If you are going to ask redundant questions, go back and read the three or four posts in which I went over this already. I'm not going to keep explaining this to people too dense to actually read the damn thread before chiming in with inane comments that have already been discussed. Look, it is right there. Go read the damn thing. Then add somthing useful to the dicussion instead of being a dimwit.

Track and field, a line judge calls the false starts. Two and you are DQ'd. If he had a twitchy eye and DQ'd you, you lose. No questions.


In Olympic Track and Field, false starts are determined by pressure sensors in the starting blocks. No judgement required. Know what you are talking about before babbling.

in hockey, a penalty call can take a player out of a game- giving teh opponent an advantage. this called late in the game with the game on the line will make the team nervous. they can lose because of a bad call...

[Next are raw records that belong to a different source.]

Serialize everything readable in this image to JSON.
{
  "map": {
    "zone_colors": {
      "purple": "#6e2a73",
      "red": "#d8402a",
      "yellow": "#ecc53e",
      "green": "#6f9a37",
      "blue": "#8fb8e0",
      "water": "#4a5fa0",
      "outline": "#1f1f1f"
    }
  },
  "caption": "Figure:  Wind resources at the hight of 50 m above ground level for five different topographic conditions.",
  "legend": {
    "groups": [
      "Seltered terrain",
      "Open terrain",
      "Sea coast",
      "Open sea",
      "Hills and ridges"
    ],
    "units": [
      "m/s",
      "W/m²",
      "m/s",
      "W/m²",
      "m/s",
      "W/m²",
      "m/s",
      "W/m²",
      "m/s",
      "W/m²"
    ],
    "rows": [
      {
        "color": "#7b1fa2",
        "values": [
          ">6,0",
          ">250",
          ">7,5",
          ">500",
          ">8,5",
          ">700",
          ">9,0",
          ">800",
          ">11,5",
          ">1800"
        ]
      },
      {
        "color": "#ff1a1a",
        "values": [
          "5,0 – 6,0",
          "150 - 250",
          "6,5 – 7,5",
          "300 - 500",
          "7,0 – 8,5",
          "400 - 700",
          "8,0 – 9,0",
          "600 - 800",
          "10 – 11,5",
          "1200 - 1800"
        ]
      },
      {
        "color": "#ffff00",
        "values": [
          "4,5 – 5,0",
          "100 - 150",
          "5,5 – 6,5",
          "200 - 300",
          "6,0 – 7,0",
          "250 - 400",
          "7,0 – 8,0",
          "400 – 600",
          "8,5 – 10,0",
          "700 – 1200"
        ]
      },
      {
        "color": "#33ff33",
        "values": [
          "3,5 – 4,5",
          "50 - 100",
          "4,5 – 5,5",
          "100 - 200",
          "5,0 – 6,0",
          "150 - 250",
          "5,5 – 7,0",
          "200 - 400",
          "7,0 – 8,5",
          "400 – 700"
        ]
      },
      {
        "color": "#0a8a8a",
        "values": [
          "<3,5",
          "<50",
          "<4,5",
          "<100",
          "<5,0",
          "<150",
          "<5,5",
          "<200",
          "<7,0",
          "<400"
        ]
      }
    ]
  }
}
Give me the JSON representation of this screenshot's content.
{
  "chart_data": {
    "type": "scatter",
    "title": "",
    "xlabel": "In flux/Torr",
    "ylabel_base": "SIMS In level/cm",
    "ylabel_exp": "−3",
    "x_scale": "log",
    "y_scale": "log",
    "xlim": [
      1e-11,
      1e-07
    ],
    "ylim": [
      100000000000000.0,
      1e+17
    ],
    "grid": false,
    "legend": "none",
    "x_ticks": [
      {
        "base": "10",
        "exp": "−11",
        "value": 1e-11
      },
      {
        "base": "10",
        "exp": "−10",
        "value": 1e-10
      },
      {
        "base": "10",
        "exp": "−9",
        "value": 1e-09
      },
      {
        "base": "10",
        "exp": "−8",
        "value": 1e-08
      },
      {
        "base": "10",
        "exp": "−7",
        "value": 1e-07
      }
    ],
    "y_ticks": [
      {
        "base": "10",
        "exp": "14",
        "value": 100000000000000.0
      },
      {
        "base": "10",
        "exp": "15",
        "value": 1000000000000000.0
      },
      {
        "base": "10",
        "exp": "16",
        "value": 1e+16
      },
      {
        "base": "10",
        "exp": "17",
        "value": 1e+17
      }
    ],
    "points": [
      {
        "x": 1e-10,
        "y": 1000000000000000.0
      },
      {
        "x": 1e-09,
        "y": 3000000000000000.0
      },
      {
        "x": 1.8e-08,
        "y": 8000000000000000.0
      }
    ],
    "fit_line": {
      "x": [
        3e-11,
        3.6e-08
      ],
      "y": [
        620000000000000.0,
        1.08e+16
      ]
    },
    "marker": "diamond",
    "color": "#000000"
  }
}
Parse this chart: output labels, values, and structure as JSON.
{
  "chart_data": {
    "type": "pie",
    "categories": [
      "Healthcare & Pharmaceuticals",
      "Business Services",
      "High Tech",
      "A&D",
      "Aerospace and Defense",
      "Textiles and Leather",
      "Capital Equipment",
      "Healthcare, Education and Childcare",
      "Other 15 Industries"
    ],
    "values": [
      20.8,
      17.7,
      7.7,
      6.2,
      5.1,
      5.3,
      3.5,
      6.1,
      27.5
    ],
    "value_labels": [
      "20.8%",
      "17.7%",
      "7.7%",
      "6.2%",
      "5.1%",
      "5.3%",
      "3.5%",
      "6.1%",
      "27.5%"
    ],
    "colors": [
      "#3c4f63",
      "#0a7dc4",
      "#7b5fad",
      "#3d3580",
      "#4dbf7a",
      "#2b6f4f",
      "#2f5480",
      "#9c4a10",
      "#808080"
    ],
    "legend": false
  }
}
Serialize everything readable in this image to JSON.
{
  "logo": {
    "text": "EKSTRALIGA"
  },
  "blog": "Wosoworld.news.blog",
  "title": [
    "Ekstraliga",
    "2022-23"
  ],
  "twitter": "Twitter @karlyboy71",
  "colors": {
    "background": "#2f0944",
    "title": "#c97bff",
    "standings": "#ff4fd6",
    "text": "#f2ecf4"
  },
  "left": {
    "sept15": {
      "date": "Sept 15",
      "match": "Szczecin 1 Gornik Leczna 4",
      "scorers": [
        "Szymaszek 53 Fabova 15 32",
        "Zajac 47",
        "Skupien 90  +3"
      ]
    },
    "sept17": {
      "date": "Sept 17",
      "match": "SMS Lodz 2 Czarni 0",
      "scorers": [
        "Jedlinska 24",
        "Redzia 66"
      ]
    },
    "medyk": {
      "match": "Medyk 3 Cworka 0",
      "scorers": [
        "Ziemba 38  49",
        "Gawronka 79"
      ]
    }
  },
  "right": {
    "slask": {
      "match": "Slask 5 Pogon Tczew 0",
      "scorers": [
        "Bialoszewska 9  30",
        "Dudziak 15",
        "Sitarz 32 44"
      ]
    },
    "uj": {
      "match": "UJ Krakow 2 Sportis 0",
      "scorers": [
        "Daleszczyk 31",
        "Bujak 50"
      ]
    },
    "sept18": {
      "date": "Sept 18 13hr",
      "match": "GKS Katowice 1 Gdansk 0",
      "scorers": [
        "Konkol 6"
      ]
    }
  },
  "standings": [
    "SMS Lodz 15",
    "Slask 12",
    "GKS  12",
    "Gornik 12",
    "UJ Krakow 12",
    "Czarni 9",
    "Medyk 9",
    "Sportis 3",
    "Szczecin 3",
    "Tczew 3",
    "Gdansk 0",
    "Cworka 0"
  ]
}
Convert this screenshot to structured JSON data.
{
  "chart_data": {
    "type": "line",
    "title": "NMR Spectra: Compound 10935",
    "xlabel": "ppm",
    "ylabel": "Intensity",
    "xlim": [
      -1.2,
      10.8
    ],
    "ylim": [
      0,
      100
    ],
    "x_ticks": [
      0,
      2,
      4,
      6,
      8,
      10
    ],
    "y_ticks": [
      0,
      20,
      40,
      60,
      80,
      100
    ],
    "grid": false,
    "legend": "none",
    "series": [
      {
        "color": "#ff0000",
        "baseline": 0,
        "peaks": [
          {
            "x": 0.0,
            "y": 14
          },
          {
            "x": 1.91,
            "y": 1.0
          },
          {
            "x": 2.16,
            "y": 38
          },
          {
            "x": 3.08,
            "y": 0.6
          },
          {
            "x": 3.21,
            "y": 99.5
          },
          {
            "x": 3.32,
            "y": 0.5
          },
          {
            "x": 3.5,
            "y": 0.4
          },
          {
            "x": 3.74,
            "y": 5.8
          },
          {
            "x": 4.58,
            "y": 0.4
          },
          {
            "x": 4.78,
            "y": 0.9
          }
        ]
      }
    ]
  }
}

I've gone into this before. The difference is that the referee is intended not to have an impact on the outcome of the game. Perhaps you should go back and inform your ignorant self about the arguments that have been previously posted in this very thread before bringing up the same repetitive blathering.
 

Storm Raven said:


So, you are saying you can't pick the winner of a footrace based on objective criteria? Odd. [/B]

Did you miss the smily? :D OOPS. I typed a :eek: instead of a :D

I agree about the referee. IF he does his job correctly, which in most cases is the truth, he should have no influence on the game's outcome. BUT on very rare occasions, ref's who do "do something wrong" as you said, can influence the outcome. I am not saying it is common occurance, but that is does have the slight possiblity of happening.

Now, saying that I agree about the truely "judged sports" like you say. I would never, and have never been interested in any sport where there is NO objective method of winning, (the footrace, a ball into a hoop-net-goal-etc.) To give something your all and have someone behind a desk say it was worse than someone who obviously performed substandard in comparison, is not my idea for competition.
 

ColonelHardisson said:
Y'know, another thing to consider is that, despite years of alleged bad judging, there are still skaters willing to compete. The athletes make a pact, of sorts, to accept the way the competition is handled. It's not like they walked in and were stunned that there were judges. The point is this: a competition is based upon all participants knowing the objectives that need to be met in order to win. Skaters know they have to please the judges, and the audience also knows this. Yet there is a great deal of interest despite this. Everyone knows the judging is subjective - judges, skaters, audience, the Olympic committee, everyone. That's just the way the sport is.


So, corruption is okay if everyone agrees to it? You know, that's what did in the original Olympic games, only it took them centuries to get to the point where that happened. We got there in just a fraction of the time. Yippee!

In any event, any competition in which the winner is not wholly determined by events on the field of play, but by your demeanor at receptions before the event, and whether you "deserve" to win isn't a sport anyway. It is moving to beauty pageant territory.

There will always be controversy when judging is, by necessity, subjective in nature. Hell, there is plenty of controversy in sports that don't rely on subjective judging! That doesn't mean, necessarily, that the sport is corrupt and should be eliminated.

Events in which subjective judging is required are not sports and should not be treated as such. They are no different than beauty pageants, and I don't see a lot of people clamoring for the Miss Universe pageant to be included in the Olympics.